TRIBUNA FUTBOLERA

México tuteó a brasil

Las sensaciones volvieron a ser buenas. México va encarrilado y con las ideas muy claras. Otra vez los mexicanos quedamos satisfechos con el desempeño del equipo de Herrera. No se obtuvo victoria, pero sí se consiguió un triunfo moral y espiritual, algo que siempre es bienvenido.
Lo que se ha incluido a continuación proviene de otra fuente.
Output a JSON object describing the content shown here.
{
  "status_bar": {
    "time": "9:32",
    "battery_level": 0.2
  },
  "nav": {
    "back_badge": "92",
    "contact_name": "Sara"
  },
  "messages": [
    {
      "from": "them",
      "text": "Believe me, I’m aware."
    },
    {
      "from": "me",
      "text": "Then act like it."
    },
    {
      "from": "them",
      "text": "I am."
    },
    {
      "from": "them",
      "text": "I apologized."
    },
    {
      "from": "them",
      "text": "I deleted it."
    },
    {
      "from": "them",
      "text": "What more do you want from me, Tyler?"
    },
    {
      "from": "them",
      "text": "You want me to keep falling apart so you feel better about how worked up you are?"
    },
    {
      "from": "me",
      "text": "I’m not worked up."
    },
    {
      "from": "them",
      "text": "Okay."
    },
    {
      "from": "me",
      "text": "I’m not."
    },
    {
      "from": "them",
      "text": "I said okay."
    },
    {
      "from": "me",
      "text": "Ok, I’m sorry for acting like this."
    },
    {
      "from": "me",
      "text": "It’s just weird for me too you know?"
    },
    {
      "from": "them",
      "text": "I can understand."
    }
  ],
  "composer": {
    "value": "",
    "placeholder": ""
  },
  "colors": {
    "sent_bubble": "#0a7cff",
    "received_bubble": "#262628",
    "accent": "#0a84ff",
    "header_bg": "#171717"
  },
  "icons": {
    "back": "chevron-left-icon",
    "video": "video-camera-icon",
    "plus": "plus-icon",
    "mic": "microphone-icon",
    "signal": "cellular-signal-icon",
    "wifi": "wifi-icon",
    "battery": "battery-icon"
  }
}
Y es que en Fortaleza se tenía la sensación (por parte de los locales) de que Brasil terminaría por explotar, que su selección pasaría a difuminar los malos presentimientos que surgieron tras su presentación y que en México tendrían a un sinodal poco ambicioso. Pero aconteció todo lo contrario: México tuteó a Brasil y les dejó la amarga sensación de que no son, de momento, serios contendientes al título.
En lo personal me agradó más el embalaje de México: cuando se trató de saber qué hacer con la pelota y de manejarla mejor, el visitante lo hizo con más paciencia y coherencia. Brasil tenía las ideas un tanto eclipsadas: es obvio que su potencial ofensivo y el aporte de sus hombres de medio campo es notorio, pero era una especie de “queremos, pero no encontramos los mecanismos para lograrlo”. Y sí, Ochoa fue héroe, pero eso no debe generar la sensación de que México fue apabullado. No, porque en ningún momento, a mi parecer, Brasil se vio superior a México. Los de Herrera supieron responder cada embate de Brasil con uno similar.
Nunca estuvo cómodo el local ni se pudo dar las libertades de irse campante al frente, porque para donde volteasen estaba el peligro latente de su rival. Llegó un momento de confusión, de cables cruzados donde Brasil estaba pendiendo de un hilo: disparo tras disparo de larga distancia de México y los brasileños que suspiraban al ver que el balón pasaba muy cerca. El Brasil del martes no es el Brasil todo poderoso; no trae ese linaje, o en esta generación se rompió. Y eso que es local. Por si fuera poco, el espectáculo de la tribuna fue mexicano. Desde la entonación de los himnos fue notorio el colorido y la alegría de los compatriotas que están en Brasil.
Empate que sabe a victoria, tanto deportiva como moral. Parece que conforme avanza el Mundial, México se va viendo mejor. Ya se superó el principal obstáculo que era el anfitrión del certamen. Se supone que lo que viene será no tan “complicado”. Se puede seguir teniendo esa esperanza de que todo podrá ir mejor. Jugarle al “tú por tú” al rey del futbol no lo hace cualquiera, y menos en el país donde más adorado es este deporte.